The existence of other insertions of the host and viruses of the subgenus embecovirus supports their hypothesis. It suggests that the changes can act as wildcard mutations. It is a fact that alters the phenotype of the emerging viruses. Also, it occurs in flaviviruses (such as bovine pestiviruses). And in some influenza viruses (H7N3) too.
The hypothesis opens new questions among the many surrounding this extraordinary zoonotic virus. An equal genetic analysis was in the omicron variant. They found a high homology between the insertion (ins214EPE) of omicron and the human TMEM245 mRNA.
In support of the above, other investigators find this insertion in the omicron variant. The authors study 1523 viral lineages: 5.4 million genomes from 200 countries and territories (December 2019 and November 2021, GISAID archive). They compared them to the current VOCs and VOIs and detected 26 mutations in omicron (23 substitutions, two deletions, and one insertion). All different from those known in VOC/VOI.
The ins214EPE insertion was unknown in any other lineage. Moreover, it is specific, for the moment, to omicron. Therefore, the origin of ins214EPE is uncertain.

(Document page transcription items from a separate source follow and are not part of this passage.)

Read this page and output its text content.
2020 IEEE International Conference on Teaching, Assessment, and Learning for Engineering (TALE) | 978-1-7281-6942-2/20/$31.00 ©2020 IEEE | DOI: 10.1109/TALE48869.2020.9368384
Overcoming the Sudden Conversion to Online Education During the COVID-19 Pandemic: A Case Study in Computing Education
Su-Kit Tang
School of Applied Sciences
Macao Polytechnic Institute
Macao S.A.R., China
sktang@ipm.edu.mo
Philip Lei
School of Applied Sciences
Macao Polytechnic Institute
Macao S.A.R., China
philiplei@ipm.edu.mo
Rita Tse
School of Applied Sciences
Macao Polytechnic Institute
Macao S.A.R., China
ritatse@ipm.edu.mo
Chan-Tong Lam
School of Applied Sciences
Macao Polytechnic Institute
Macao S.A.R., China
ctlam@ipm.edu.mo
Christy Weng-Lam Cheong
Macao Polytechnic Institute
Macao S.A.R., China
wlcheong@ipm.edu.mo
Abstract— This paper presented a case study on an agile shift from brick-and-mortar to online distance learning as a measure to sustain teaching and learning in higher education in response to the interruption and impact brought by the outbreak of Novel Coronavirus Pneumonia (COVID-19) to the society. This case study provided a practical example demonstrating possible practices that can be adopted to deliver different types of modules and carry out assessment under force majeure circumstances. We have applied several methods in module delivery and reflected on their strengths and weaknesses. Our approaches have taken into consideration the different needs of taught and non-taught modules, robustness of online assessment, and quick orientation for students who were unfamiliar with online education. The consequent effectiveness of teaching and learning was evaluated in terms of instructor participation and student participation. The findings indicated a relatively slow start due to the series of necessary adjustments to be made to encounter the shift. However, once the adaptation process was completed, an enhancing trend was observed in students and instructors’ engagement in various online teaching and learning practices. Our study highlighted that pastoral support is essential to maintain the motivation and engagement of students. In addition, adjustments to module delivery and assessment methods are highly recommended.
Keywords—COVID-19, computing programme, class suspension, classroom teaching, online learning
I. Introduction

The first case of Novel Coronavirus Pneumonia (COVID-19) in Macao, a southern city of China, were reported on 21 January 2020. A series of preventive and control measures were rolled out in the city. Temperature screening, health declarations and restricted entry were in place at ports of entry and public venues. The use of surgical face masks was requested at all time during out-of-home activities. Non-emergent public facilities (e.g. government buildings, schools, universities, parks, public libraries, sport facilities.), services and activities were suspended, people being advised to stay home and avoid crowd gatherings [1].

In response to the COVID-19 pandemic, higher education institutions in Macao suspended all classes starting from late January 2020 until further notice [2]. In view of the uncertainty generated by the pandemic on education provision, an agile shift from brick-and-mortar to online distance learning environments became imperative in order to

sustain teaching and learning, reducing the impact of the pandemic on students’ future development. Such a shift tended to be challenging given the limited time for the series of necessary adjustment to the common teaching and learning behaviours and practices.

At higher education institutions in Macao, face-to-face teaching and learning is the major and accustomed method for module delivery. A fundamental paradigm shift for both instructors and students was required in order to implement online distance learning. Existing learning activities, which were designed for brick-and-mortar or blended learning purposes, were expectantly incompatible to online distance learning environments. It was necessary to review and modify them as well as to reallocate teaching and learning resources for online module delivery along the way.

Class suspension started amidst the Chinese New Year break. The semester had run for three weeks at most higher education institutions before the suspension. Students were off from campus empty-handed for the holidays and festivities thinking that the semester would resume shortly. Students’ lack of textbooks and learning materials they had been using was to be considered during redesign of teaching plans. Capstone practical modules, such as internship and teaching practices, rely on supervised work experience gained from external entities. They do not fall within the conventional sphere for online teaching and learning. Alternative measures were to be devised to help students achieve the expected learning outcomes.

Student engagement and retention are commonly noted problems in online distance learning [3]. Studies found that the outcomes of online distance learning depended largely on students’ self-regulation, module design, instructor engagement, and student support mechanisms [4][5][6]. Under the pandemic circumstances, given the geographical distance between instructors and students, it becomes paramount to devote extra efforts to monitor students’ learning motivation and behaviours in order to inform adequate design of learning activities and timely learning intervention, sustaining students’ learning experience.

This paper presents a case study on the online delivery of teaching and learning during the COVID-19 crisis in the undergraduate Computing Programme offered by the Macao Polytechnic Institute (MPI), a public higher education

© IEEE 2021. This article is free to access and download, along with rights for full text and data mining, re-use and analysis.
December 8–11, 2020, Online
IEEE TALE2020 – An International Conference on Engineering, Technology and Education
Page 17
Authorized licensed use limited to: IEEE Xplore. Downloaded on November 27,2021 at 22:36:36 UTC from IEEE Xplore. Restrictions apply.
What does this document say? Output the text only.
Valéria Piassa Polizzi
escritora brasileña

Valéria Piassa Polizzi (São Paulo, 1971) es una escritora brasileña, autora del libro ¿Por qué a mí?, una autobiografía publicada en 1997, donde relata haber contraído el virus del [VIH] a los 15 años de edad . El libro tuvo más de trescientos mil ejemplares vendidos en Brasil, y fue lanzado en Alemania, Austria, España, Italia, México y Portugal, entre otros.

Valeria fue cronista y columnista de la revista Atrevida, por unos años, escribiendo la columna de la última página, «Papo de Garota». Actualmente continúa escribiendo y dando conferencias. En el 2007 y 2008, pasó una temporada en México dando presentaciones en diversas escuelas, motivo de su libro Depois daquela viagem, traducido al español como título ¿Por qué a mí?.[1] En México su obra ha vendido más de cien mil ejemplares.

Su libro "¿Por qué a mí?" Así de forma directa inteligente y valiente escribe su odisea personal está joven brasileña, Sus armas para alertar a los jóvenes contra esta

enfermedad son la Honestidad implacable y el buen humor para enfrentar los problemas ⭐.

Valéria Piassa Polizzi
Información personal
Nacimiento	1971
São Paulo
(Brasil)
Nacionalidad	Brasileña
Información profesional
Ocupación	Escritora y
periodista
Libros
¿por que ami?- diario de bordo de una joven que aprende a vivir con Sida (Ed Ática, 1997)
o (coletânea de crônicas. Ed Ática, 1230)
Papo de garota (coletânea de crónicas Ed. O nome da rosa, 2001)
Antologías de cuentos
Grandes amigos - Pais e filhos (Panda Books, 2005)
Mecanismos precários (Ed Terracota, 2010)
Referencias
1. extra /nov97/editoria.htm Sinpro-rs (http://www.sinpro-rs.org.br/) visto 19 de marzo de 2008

There is the possibility of origin in an endemic respiratory coronavirus. The best candidate is HCov-229E. Co-infection in the same host: in its favor, an identical nucleotide sequence is in HCoV-229. And there is co-expression of the ACE2 receptor and ANPEP receptor. Both are in enterocytes and human respiratory ciliary cells. This fact suggests that the human host may act as a site of genetic interaction. The authors call it an evolutionary sandbox recalling the porcine test tube phenomenon in the genesis of influenza pandemics. But the insertion may also come from other non-coronaviral respiratory viruses.
Or the origin is human because the researchers detected many fragments of the transcriptome harboring nucleotide sequences identical to ins214EPE. There are more than 750 fragments of the human genome with sequences like the coding of ins214EPE. They include the mRNAs of SLCA7 and TMEM245.
Conclusion.
- Genomic substitutions (or letter exchange) are a primary mechanism in the coronavirus evolution. Many of these mutations are of epidemiological and clinical significance.
- Deletions occur in the N-terminal domain. They favor immune evasion of neutralizing antibodies. Moreover, their detection seems to precede outbreaks of cases around three months before.
- The significance of the insertions, the third class of mutations, is a question not elucidated still. Maybe, they can act as permissive mutations compensating for infectivity deficits of other mutations.
The mutations issue is a whole world in continuous change.